Though Rory did seem to enjoy me in my skirts and punk shirts. And I really needed to put a stop to that way of thinking. My phone burned in my pocket with the need to share my news with him.
 
 Maggie touched my arm. “Are you all right?”
 
 The urge to hold all my shit in was ingrained. I wasn’t exactly the sharing type. More of aget it done and don’t complainsort. I had goals and chased them. I’d been pursuing my dream for so long, nothing else had fit in my life.
 
 But I wanted him to fit. And that was foolish.
 
 The quick wash of tears horrified me. I tried to blink them away, but they just kept coming faster.
 
 “I miss Rory.” I tipped my head back to staunch the tears. “It’s so stupid. I promised myself I wouldn’t get attached to him. I don’t want to be attached to him.”
 
 “Oh, honey.” Maggie gathered me in, the clothes crushed between us.
 
 A tentative hand brushed my hair. “Are you crying?” Kinleigh’s voice was distressed. “You don’t cry.”
 
 “I know. I don’t know what’s wrong with me. Must be my period.” I let out a creaky laugh. “It has be.”
 
 I didn’t ever really know when it was coming. Where Kin was as regular as the sunrise, I was a busted calendar.
 
 She rubbed my shoulder. “Must be.” But she didn’t look convinced.
 
 Maggie steered me over to the wide velvet hassock that dominated the dressing room area. “Did he do something?”
 
 “No.” I brushed away the tears with a frustrated sigh. “No, it’s me. I knew what I was doing when I got involved with him.”
 
 Kinleigh’s features hardened. “Fuck him. He can’t get his head out of his ass to be a man about things.”
 
 I gave her a broken laugh. “It’s not like I’m begging for him to be my guy. It was just nice, you know. More than nice.
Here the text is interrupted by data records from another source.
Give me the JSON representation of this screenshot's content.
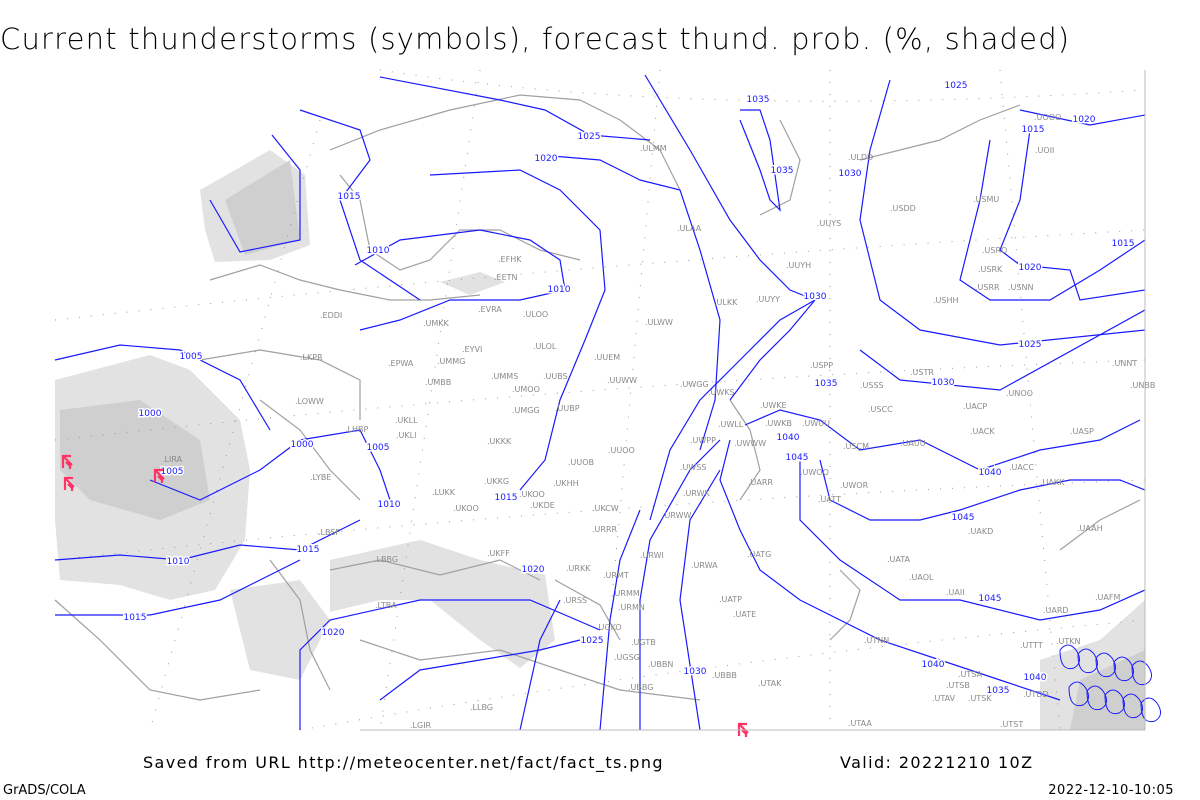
{
  "title": "Current thunderstorms (symbols), forecast thund. prob. (%, shaded)",
  "footer": {
    "saved": "Saved from URL http://meteocenter.net/fact/fact_ts.png",
    "valid": "Valid: 20221210 10Z",
    "software": "GrADS/COLA",
    "timestamp": "2022-12-10-10:05"
  },
  "colors": {
    "isobar": "#1a1aff",
    "coastline": "#a0a0a0",
    "shading_light": "#e2e2e2",
    "shading_dark": "#cfcfcf",
    "thunderstorm_symbol": "#ff3366",
    "station_label": "#8a8a8a"
  },
  "map": {
    "isobar_labels": [
      "1035",
      "1025",
      "1015",
      "1020",
      "1025",
      "1020",
      "1035",
      "1030",
      "1015",
      "1010",
      "1010",
      "1015",
      "1020",
      "1030",
      "1025",
      "1005",
      "1035",
      "1030",
      "1000",
      "1005",
      "1000",
      "1040",
      "1045",
      "1005",
      "1015",
      "1010",
      "1040",
      "1045",
      "1015",
      "1010",
      "1020",
      "1045",
      "1015",
      "1020",
      "1025",
      "1030",
      "1040",
      "1040",
      "1035"
    ],
    "stations": [
      "EDDI",
      "LKPR",
      "EPWA",
      "UMKK",
      "EVRA",
      "ULOO",
      "EYVI",
      "UMMG",
      "ULOL",
      "UMMS",
      "UUBS",
      "UMOO",
      "UMBB",
      "UUEM",
      "UUWW",
      "UWGG",
      "UMGG",
      "UUBP",
      "UKLL",
      "UKLI",
      "LHBP",
      "LOWW",
      "UKKK",
      "UUOO",
      "UUOB",
      "UKHH",
      "UKOO",
      "UKKG",
      "UKDE",
      "LUKK",
      "UKOO",
      "UKCW",
      "URRR",
      "LBSF",
      "LYBE",
      "LIRA",
      "LBBG",
      "UKFF",
      "URKK",
      "URMT",
      "URMM",
      "URMN",
      "URWI",
      "URWA",
      "UATG",
      "UATA",
      "UAOL",
      "UAII",
      "UAFM",
      "UAAH",
      "UAKD",
      "UAKK",
      "UACC",
      "UASP",
      "UACK",
      "UAUU",
      "USCM",
      "UWOO",
      "UWOR",
      "UATT",
      "UARR",
      "UWWW",
      "UWKB",
      "UWUU",
      "UWKE",
      "UWLL",
      "UWPP",
      "UWSS",
      "URWK",
      "URWW",
      "USCC",
      "UACP",
      "UNOO",
      "USSS",
      "USPP",
      "USTR",
      "UNNT",
      "UNBB",
      "USHH",
      "USRR",
      "USNN",
      "USRK",
      "USRO",
      "USMU",
      "USDD",
      "UUYS",
      "UUYH",
      "UUYY",
      "ULKK",
      "ULAA",
      "ULMM",
      "ULDD",
      "UOOO",
      "UOII",
      "UWKS",
      "ULWW",
      "EFHK",
      "EETN",
      "UATE",
      "UATP",
      "UTNN",
      "UBBB",
      "UTAK",
      "UTSA",
      "UTSB",
      "UTSK",
      "UTAV",
      "UTAA",
      "UTST",
      "UTDD",
      "UTTT",
      "UTKN",
      "UARD",
      "UGTB",
      "UGKO",
      "UGSG",
      "UBBN",
      "UBBG",
      "URSS",
      "LTBA",
      "LGIR",
      "LLBG"
    ],
    "thunderstorm_symbols": 4,
    "symbol_icon": "thunderstorm-icon"
  }
}
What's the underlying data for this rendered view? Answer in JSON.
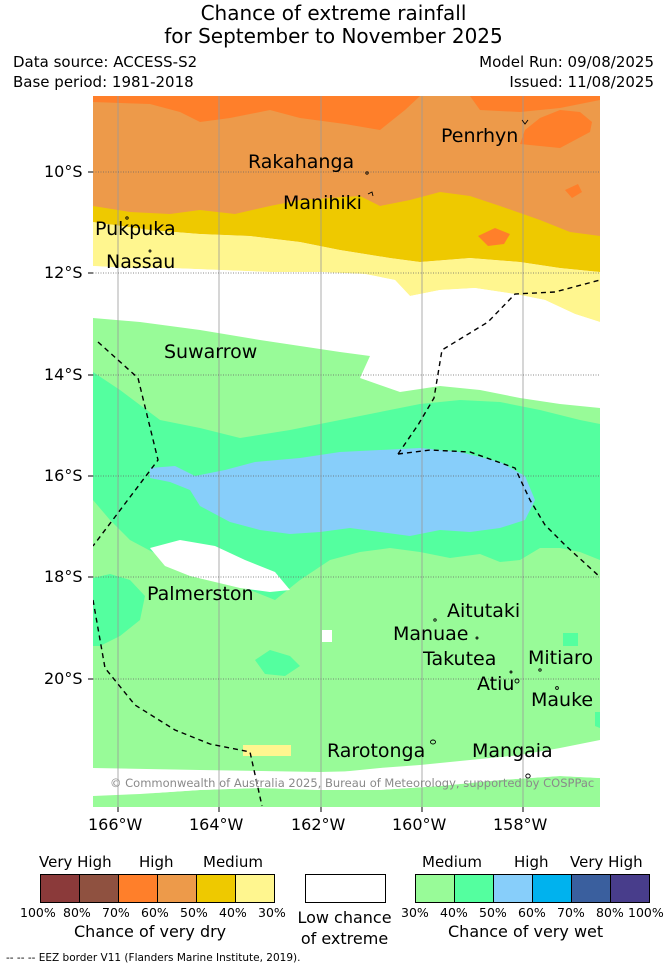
{
  "title": {
    "line1": "Chance of extreme rainfall",
    "line2": "for September to November 2025"
  },
  "meta": {
    "data_source": "Data source: ACCESS-S2",
    "base_period": "Base period: 1981-2018",
    "model_run": "Model Run: 09/08/2025",
    "issued": "Issued: 11/08/2025"
  },
  "axes": {
    "latitudes": [
      "10°S",
      "12°S",
      "14°S",
      "16°S",
      "18°S",
      "20°S"
    ],
    "longitudes": [
      "166°W",
      "164°W",
      "162°W",
      "160°W",
      "158°W"
    ]
  },
  "places": {
    "penrhyn": "Penrhyn",
    "rakahanga": "Rakahanga",
    "manihiki": "Manihiki",
    "pukpuka": "Pukpuka",
    "nassau": "Nassau",
    "suwarrow": "Suwarrow",
    "palmerston": "Palmerston",
    "aitutaki": "Aitutaki",
    "manuae": "Manuae",
    "takutea": "Takutea",
    "mitiaro": "Mitiaro",
    "atiu": "Atiu",
    "mauke": "Mauke",
    "rarotonga": "Rarotonga",
    "mangaia": "Mangaia"
  },
  "copyright": "© Commonwealth of Australia 2025, Bureau of Meteorology, supported by COSPPac",
  "legend": {
    "dry": {
      "headers": [
        "Very High",
        "High",
        "Medium"
      ],
      "colors": [
        "#8b3a3a",
        "#8f5140",
        "#ff7f2a",
        "#ed9a4a",
        "#eec900",
        "#fff68f"
      ],
      "ticks": [
        "100%",
        "80%",
        "70%",
        "60%",
        "50%",
        "40%",
        "30%"
      ],
      "caption": "Chance of very dry"
    },
    "low": {
      "color": "#ffffff",
      "caption_line1": "Low chance",
      "caption_line2": "of extreme"
    },
    "wet": {
      "headers": [
        "Medium",
        "High",
        "Very High"
      ],
      "colors": [
        "#98fb98",
        "#54ff9f",
        "#87cefa",
        "#00b2ee",
        "#3a5f9e",
        "#483d8b"
      ],
      "ticks": [
        "30%",
        "40%",
        "50%",
        "60%",
        "70%",
        "80%",
        "100%"
      ],
      "caption": "Chance of very wet"
    }
  },
  "footnote": "--  --  -- EEZ border V11 (Flanders Marine Institute, 2019).",
  "colors": {
    "orange_high": "#ff7f2a",
    "orange_mid": "#ed9a4a",
    "gold": "#eec900",
    "pale_yellow": "#fff68f",
    "light_green": "#98fb98",
    "sea_green": "#54ff9f",
    "sky_blue": "#87cefa"
  }
}
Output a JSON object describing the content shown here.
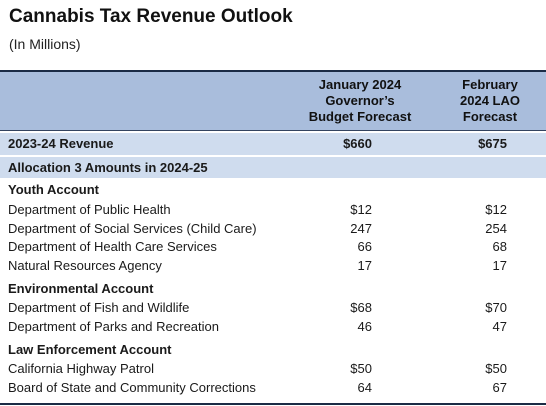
{
  "title": "Cannabis Tax Revenue Outlook",
  "subtitle": "(In Millions)",
  "columns": {
    "col1": [
      "January 2024",
      "Governor’s",
      "Budget Forecast"
    ],
    "col2": [
      "February",
      "2024 LAO",
      "Forecast"
    ]
  },
  "revenue": {
    "label": "2023-24 Revenue",
    "col1": "$660",
    "col2": "$675"
  },
  "allocation_label": "Allocation 3 Amounts in 2024-25",
  "sections": [
    {
      "title": "Youth Account",
      "rows": [
        {
          "name": "Department of Public Health",
          "col1": "$12",
          "col2": "$12"
        },
        {
          "name": "Department of Social Services (Child Care)",
          "col1": "247",
          "col2": "254"
        },
        {
          "name": "Department of Health Care Services",
          "col1": "66",
          "col2": "68"
        },
        {
          "name": "Natural Resources Agency",
          "col1": "17",
          "col2": "17"
        }
      ]
    },
    {
      "title": "Environmental Account",
      "rows": [
        {
          "name": "Department of Fish and Wildlife",
          "col1": "$68",
          "col2": "$70"
        },
        {
          "name": "Department of Parks and Recreation",
          "col1": "46",
          "col2": "47"
        }
      ]
    },
    {
      "title": "Law Enforcement Account",
      "rows": [
        {
          "name": "California Highway Patrol",
          "col1": "$50",
          "col2": "$50"
        },
        {
          "name": "Board of State and Community Corrections",
          "col1": "64",
          "col2": "67"
        }
      ]
    }
  ]
}
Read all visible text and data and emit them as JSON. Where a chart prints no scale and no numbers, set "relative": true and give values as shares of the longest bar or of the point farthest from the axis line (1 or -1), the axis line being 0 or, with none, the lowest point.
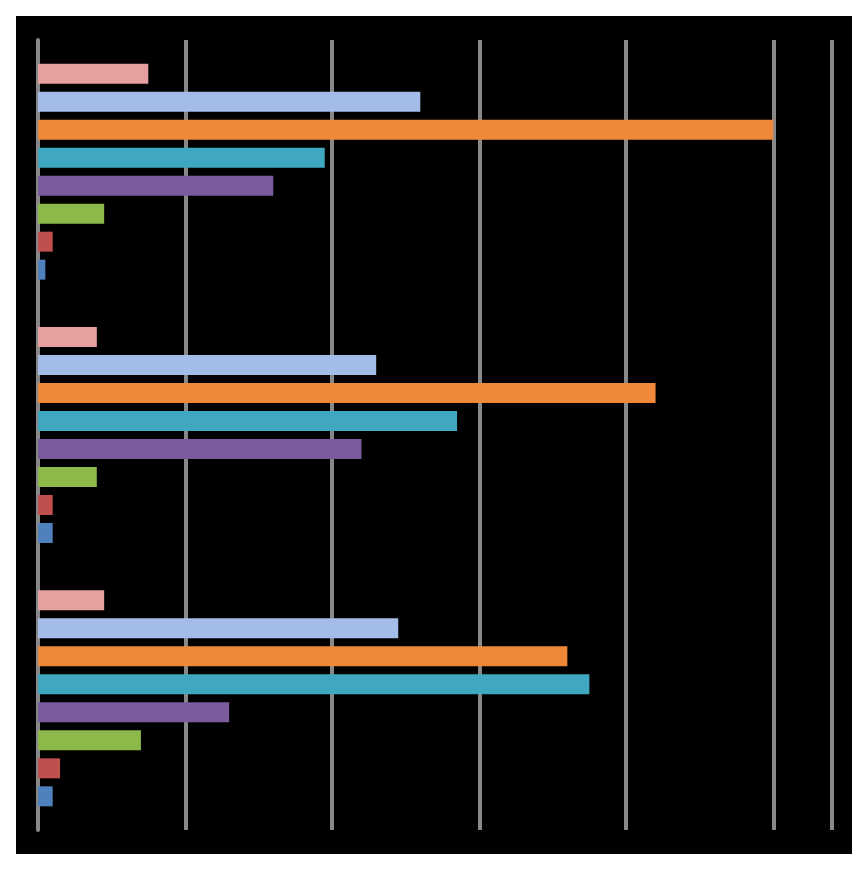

When we were at the orchard, everything was so good between us.” My stupid eyes wouldn’t stop leaking. “And I’ve got all this good news and I want to tell him. I want to share everything with him and it pisses me off.”
 
 Zoe sat on the other side of me. “He’s an idiot. I don’t even know what his deal is, but he’s got this mile-high wall around him sometimes, then others…” She shrugged. “It’s like he’s two different people.”
 
 “Exactly.” Our time at the grove, at the bed and breakfast, even at the diner, had proven how sweet he could be. When he wasn’t over-thinking, he was so present. So absolutely in the moment. Then he just wasn’t.
 
 I huffed out a breath. “I’m sorry. I didn’t mean to—”
 
 “Shut up. We all have our moments.” Zoe patted her rounded belly. “You should have heard what Ian and I went through. Literally a war zone of emotional crap plus a crazy mother-in-law.”
 
 Maggie laughed. “I love my mother-in-law.”
 
 “Mine’s literally insane. Ward and all.”
 
 “Oh.” Well, my shit didn’t seem so bad next to that one. “I want that though.”
 
 “A crazy mother-in-law?”
 
 I laughed. Finally, the tears seemed to be fading. “No, the baby and the crazy guy in my life. Maybe it’s not going to be Rory.” It killed me to say it. My chest constricted and tears stung the backs of my eyes again. Slowly, I exhaled. “Maybe it won’t be him, but I want the whole package.”
 
 Kinleigh crouched in front of me. “You deserve it and if he doesn’t see that, then he’s an idiot. As for the babies…” She fell back on her butt. “I get it. All these babies in the Cove have me thinking about them too.”
 
 “You?”
 
 Maggie smoothed the shirt that was bunched in her arms. “Wolf is pretty amazing. I didn’t think I was ready for it, but he decided otherwise. Totally unplanned. Same with Kellan.”
 
 “Ian was never in my plan. I’m going to keep him. At least today. He didn’t piss me off today.”
 
 Maggie laughed. “How I live my life with Kellan too.”
 
 I glanced down at Kinleigh. She was playing with the laces of her Chucks. “Men are stupid.”